Industrial strength emo, now with triggers! No, seriously. This is your trigger warning.

It gets old sometimes, to always be about becoming. I wish so desperately sometimes that I would get there, get somewhere. If you're a "joy in the journey" type, know that some journeys are not enjoyable. It's not that my life doesn't have good times in it. I've had many good times, but on the whole it hasn't been good. I mentioned the possibility of suicide in my journal almost as soon as I could write, and yesterday I found an old assignment from high school where I was supposed to make a poster about my hopes and dreams, but I only drew a tombstone.

At the time I thought it was funny; it's not a morbid tombstone, it's light and pretty, brown on a white page with flowers and grass all around. I'm not obsessed with death, just very sad. And as much as I would like to say, "it doesn't matter, I'm over it, what happened two decades ago is staying in the past," it's not. It matters every day. It's impossible to say how you would be different if you hadn't been raped and neglected when you were very young; you can only guess.

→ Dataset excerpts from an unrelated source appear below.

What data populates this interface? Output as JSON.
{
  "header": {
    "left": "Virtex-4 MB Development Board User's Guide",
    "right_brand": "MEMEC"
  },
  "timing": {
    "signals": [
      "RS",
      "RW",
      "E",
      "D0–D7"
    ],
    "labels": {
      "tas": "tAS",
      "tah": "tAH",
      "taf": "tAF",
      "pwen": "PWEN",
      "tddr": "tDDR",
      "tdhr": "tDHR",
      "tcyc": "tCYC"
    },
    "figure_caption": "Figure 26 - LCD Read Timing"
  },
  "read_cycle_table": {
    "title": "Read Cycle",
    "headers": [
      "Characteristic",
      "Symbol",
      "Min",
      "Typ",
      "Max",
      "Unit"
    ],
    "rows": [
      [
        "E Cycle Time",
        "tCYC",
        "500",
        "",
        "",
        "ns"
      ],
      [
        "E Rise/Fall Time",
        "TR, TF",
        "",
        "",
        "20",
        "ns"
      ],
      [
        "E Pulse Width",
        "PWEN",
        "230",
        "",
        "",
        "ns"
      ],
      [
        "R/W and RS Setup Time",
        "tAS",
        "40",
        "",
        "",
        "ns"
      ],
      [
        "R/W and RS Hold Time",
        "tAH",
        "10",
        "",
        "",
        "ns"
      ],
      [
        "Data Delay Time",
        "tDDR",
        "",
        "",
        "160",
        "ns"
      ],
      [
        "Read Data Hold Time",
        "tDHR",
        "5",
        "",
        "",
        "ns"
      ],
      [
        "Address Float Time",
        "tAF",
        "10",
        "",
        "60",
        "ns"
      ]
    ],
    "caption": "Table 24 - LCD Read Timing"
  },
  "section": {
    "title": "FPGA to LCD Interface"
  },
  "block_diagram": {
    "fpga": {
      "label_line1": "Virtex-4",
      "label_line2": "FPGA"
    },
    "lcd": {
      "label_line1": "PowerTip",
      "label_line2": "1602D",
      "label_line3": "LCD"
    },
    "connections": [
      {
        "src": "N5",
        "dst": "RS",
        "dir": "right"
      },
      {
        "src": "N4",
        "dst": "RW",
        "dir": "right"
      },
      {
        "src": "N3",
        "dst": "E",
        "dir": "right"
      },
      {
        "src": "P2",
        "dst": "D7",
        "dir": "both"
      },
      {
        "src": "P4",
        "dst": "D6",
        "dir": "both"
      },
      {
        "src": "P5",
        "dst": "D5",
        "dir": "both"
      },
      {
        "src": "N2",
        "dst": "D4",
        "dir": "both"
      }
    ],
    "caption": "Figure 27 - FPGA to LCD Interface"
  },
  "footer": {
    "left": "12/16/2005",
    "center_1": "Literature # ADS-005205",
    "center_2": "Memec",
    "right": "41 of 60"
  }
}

Personally, I guess that I would not be obsessed past reason with gender, feminism, and violence. I guess that I would not be afraid of people. I guess that other people wouldn't find me to be as difficult, as standoffish, as prickly. I guess that I wouldn't be overwhelmed by emotions, past the point of coping, most days. I guess that I would at least have a shot at a healthy relationship with food. I guess I wouldn't wish I had not been born; I guess I would not find both abstinence and abortion preferable to the sick feeling I get when I think that I might put a child through something like my life.

Usually when I lie, it is because I'm afraid I would not be believed if I told the truth. This is the truth. I don't know what you would think if you saw the things I lived through when I was a kid. I don't know if you would believe that it was enough to justify how much I hurt. I am afraid you will think I'm just constitutionally disposed against being able to handle life. I am afraid you'll think I'm faking. I'm afraid I am faking. Sometimes I have to startle myself with the objective facts, remind myself that this is real.

Over the next few entries, I will be telling some of my story.